Blackstone: Your ESG policy should be holistic

Firms must incorporate ESG initiatives at both the corporate level and the investment level, or risk their reputations, says head of ESG Alison Fenton-Willock.

Private equity firms must apply their environmental, social and governance policies as rigorously at the corporate level as at the investment level or face reputational risks, according to Blackstone’s head of ESG Alison Fenton-Willock

“When we think about ESG at the firm, it’s ESG at the corporate level in terms of how we manage Blackstone, and it’s also ESG at the investor level in terms of how we are being a responsible source of capital,” said Fenton-Willock onstage at the fourth annual Private Equity International Responsible Investment Forum in New York on Wednesday.

“You have to look at both,” she said.

Fenton-Willock stressed that ESG initiatives are now “just core to good business,” with everyone from investors to lenders to prospective employees inquiring about it.

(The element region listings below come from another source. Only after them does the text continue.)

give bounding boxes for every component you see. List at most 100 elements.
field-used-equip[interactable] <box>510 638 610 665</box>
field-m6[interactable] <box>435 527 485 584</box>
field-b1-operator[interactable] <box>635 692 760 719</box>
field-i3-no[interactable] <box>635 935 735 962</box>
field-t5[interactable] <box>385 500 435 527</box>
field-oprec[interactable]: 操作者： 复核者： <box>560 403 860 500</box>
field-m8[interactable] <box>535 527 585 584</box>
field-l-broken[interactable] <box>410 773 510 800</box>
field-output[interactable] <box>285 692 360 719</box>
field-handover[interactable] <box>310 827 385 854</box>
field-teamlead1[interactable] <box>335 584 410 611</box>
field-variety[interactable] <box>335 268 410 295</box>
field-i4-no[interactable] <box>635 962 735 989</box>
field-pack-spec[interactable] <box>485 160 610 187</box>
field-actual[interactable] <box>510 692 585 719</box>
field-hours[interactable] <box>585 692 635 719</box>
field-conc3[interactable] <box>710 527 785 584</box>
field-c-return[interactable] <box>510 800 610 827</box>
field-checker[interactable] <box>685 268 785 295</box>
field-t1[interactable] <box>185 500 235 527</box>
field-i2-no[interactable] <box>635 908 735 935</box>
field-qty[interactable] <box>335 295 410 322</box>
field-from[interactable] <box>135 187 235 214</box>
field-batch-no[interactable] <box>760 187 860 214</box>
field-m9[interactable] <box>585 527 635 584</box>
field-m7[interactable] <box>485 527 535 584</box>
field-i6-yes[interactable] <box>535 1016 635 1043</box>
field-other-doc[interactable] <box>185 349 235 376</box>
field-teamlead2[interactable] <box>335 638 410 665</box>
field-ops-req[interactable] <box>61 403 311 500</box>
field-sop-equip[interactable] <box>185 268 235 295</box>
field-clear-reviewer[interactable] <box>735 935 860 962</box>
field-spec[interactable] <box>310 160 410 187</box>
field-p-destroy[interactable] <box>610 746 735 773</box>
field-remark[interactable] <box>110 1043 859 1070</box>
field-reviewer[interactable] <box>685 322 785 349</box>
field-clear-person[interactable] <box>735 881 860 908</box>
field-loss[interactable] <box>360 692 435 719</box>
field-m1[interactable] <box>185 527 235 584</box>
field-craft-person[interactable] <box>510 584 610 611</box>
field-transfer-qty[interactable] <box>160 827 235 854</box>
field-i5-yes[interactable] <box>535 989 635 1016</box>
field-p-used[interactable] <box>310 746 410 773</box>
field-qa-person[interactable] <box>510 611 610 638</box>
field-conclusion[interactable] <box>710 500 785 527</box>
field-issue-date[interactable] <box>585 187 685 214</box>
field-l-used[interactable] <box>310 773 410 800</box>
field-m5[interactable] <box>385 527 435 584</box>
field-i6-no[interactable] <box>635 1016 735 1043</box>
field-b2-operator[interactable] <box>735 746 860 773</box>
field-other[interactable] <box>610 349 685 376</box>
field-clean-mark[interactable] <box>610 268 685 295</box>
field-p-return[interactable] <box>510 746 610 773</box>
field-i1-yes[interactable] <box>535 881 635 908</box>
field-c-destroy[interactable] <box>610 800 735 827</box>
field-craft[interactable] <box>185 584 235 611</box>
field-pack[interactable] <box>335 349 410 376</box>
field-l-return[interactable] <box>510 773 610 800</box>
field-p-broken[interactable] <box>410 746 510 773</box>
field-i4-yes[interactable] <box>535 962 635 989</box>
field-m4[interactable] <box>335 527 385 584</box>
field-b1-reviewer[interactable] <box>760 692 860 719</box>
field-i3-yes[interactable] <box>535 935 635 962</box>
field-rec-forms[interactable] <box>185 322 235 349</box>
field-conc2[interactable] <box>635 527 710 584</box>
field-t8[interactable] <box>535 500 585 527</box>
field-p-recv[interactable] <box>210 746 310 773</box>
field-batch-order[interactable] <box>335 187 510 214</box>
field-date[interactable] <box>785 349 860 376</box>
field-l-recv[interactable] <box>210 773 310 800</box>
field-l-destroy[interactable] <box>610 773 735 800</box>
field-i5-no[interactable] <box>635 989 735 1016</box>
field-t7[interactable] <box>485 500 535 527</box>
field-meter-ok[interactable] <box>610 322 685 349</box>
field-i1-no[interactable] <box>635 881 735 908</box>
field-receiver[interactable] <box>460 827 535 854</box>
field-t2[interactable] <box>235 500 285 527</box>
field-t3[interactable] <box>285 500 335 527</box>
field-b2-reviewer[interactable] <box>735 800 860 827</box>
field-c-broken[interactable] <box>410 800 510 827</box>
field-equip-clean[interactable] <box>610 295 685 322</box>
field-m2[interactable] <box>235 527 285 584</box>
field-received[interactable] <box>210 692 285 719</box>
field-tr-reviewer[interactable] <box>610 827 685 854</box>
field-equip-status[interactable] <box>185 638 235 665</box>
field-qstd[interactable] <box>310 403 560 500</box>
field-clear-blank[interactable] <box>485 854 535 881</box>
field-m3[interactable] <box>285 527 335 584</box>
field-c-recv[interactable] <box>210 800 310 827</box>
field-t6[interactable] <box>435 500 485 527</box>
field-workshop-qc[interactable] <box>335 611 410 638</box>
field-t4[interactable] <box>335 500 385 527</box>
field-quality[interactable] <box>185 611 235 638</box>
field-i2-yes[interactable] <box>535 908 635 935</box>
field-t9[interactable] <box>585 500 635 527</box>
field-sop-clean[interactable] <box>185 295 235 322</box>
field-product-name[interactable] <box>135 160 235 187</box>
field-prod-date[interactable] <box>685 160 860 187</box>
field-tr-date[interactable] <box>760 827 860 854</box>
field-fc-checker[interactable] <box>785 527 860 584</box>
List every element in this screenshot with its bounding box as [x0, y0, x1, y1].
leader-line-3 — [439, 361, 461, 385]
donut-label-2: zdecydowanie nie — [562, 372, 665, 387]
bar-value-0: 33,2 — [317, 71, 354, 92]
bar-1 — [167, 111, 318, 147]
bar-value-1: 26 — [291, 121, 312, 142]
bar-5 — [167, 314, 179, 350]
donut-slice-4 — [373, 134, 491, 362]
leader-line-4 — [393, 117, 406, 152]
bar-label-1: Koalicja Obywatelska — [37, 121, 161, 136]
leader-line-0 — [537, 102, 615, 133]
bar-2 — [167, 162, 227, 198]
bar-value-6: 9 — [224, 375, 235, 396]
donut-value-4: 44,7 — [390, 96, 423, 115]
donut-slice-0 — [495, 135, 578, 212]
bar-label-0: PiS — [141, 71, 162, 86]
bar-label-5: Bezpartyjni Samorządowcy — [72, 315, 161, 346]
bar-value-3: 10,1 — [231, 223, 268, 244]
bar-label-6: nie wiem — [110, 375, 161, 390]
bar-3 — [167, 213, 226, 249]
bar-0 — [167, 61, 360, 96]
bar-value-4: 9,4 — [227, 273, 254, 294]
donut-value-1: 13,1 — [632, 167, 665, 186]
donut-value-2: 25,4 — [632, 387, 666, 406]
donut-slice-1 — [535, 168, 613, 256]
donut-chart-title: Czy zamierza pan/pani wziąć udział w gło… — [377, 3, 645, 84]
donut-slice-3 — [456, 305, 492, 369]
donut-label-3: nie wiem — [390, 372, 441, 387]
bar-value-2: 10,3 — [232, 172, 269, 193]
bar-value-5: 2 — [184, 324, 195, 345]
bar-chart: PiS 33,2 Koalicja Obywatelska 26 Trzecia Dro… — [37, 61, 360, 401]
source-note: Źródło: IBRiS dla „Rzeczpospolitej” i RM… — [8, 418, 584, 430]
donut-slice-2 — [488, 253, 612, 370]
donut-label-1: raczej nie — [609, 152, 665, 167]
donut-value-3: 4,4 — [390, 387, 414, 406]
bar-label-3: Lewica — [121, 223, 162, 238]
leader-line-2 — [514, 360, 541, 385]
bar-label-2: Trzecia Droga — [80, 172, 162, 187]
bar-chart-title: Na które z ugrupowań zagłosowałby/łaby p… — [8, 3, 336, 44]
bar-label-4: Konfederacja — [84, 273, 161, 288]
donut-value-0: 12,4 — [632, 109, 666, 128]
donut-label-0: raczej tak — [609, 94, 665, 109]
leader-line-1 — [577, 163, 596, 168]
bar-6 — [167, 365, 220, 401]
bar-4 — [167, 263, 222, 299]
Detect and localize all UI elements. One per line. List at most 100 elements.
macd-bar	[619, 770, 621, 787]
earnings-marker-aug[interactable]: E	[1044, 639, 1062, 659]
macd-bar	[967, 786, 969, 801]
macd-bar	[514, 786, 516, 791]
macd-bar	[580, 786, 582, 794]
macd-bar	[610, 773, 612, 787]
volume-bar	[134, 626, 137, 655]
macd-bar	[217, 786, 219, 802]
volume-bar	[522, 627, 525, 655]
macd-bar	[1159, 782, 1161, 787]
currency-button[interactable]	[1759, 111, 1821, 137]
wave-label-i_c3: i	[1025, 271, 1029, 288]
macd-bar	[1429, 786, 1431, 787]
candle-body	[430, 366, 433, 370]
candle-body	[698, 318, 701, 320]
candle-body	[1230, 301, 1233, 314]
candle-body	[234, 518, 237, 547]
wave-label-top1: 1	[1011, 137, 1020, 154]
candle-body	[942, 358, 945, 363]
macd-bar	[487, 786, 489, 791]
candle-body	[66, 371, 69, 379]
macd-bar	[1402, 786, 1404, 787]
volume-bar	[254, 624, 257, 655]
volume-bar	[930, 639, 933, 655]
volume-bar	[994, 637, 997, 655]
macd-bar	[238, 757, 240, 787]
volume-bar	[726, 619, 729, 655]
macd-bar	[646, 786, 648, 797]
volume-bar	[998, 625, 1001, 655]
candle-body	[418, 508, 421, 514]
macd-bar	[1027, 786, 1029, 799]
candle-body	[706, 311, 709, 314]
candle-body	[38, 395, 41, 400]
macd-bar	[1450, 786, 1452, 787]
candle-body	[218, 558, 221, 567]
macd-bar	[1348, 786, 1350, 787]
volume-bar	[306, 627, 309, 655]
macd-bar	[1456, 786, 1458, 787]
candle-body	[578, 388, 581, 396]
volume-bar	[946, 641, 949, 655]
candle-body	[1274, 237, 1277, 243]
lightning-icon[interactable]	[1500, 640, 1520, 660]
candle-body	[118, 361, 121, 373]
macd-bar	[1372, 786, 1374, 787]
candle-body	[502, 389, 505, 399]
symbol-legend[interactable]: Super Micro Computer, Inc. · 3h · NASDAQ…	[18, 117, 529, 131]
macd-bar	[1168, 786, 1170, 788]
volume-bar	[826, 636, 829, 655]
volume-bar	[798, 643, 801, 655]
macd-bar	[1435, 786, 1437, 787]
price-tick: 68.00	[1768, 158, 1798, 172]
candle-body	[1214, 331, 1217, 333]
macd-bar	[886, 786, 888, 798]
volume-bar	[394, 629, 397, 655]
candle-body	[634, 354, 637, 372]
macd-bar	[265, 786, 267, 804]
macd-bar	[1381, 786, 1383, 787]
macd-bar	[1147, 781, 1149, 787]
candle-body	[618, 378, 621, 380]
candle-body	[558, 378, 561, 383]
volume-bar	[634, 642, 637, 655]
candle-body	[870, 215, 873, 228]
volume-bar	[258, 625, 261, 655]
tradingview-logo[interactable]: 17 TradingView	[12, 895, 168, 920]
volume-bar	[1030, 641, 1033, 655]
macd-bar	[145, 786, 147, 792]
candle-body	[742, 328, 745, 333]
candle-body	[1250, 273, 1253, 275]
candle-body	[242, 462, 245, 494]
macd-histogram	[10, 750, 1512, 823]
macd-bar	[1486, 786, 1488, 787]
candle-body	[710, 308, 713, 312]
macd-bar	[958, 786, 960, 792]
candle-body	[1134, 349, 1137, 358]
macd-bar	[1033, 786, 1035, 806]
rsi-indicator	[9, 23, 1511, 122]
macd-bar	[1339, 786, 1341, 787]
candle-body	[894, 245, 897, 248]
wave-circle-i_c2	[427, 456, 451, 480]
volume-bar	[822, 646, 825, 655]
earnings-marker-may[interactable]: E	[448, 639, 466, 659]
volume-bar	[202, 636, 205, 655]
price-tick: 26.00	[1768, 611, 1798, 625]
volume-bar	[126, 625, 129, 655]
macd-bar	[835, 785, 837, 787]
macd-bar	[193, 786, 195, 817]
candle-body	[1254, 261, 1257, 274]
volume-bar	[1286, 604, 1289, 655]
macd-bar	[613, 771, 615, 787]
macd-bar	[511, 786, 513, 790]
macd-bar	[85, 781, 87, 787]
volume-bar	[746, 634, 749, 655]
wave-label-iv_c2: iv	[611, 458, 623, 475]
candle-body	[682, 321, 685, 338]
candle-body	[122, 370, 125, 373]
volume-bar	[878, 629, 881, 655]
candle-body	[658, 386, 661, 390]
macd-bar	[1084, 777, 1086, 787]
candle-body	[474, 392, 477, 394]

Fenton-Willock walked attendees through how Blackstone incorporates ESG into its investment process all the way through to exit.

Investment process

A deal begins in the review committee stage. The committee, along with Fenton-Willock, begin by familiarizing themselves with the company and its principles. It then moves onto the investment committee stage.

“By the time we know that a deal is actually committed to the investment committee process we are going to start engaging third parties,” like consultants and lawyers, Fenton-Willock said.

Post-investment, Blackstone engages with the company, providing them with frameworks, resources and tools to use as it develops its own ESG framework.

“The primary approach to our portfolio companies is not to be buying carbon offsets,” said Fenton-Willock. Rather, Blackstone focuses its efforts on a company’s HVAC systems, thermostat and refrigeration controls, and maintenance tasks to “actually change behavior that reduces energy consumption, which then reduces emissions.”

At exit, Blackstone hopes to compare the ESG considerations with where they were on entry to demonstrate improvement. “That’s sort of the goal – to look at the scorecard at entry, at exit, and be able to tell that story,” said Fenton-Willock.

Fenton-Willock told attendees she is optimistic about the ESG initiatives undertaken by the private equity industry in recent years.

“I think private equity is definitely of the asset classes leading the way,” she said. “There is probably an opportunity for us to do more joint initiatives that would have outsized impacts.”